ワイズ出版の新刊「新東宝」

映画関係書籍を刊行しているワイズ出版(東京・新宿区。岡田博社長)の新刊「新東宝1947-1961 創造と冒険の15年」(3700円+税)が話題を呼んでいる。15年という歴史の映画会社新東宝があった。㈱新東宝映画製作所から何度も社名は変わり現在は東宝の関連会社国際放映㈱が継承。同書は八百本以上の映画作品と関連作品をすべて網羅した貴重本。編者は監督経験もある映画研究家のダーティー工藤氏。企画協力は国際放映。

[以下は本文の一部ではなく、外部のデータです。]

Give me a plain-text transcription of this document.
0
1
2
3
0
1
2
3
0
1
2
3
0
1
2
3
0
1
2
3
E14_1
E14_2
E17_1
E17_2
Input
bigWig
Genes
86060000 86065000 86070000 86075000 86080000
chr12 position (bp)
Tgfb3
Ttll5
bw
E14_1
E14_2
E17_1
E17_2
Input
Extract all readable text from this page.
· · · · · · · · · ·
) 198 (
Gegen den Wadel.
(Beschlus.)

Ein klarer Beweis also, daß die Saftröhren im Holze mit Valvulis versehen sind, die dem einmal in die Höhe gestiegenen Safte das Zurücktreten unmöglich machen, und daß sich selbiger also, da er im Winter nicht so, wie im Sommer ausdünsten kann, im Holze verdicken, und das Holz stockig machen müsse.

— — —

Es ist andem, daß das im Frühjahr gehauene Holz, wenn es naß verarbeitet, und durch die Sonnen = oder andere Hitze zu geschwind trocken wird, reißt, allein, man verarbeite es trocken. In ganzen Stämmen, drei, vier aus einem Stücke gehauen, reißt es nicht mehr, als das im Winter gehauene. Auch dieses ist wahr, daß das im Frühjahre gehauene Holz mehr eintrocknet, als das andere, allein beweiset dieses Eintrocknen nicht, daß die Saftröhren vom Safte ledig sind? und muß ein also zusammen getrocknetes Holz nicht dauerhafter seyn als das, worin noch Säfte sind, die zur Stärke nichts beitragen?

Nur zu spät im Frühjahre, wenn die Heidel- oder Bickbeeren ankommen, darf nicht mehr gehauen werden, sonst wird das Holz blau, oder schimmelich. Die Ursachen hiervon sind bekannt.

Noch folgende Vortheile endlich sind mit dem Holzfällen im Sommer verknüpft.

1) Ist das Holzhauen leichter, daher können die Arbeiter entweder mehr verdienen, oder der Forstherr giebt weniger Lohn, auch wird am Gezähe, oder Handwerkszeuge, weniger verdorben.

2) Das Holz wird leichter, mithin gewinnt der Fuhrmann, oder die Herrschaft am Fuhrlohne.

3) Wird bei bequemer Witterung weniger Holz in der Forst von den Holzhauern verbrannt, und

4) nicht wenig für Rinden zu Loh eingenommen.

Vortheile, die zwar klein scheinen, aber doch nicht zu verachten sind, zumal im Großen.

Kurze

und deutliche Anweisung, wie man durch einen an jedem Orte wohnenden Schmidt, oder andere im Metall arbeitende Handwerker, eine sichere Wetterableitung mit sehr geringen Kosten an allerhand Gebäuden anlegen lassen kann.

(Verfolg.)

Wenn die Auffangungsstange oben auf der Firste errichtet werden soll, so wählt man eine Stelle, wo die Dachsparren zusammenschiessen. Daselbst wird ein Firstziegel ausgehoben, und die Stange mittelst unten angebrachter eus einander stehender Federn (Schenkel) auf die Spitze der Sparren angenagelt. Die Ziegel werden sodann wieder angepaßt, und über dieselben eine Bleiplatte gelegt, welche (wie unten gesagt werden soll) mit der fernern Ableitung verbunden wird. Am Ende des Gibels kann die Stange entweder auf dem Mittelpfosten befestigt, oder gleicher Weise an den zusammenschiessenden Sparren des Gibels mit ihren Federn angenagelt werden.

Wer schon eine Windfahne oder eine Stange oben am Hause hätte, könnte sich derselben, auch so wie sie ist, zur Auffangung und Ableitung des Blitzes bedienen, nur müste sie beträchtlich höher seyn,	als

木暮実千代主演「明治一代女」などスチール写真の「アルバム」から始まり「新東宝の歴史」、石井輝男監督や丹波哲郎ら31人の「インタビュー」は読みごたえ十分、全作品を収録した「フィルモグラフィー」、さらに「新東宝解散後の関連作品」「索引」「あとがき」まで384ページ。松竹、東宝、東映と日活、大映(現KADOKAWA)の五社に加え、新東宝も入れた「六社」が群雄割拠した戦後の日本映画全盛期。大藏貢社長時代、嵐寛寿郎が明治天皇に扮した57年4月29日公開のシネスコ版「明治天皇と日露大戦争」(総指揮大藏貢、原作・監督渡辺邦男)、スタンダード版(撮影はブルース・リー映画の西本正)も5月14日公開とちゃんと書いてある。両作は同じ映画でありながら、別作品。また初公開以降の「改題短縮版」も併記している。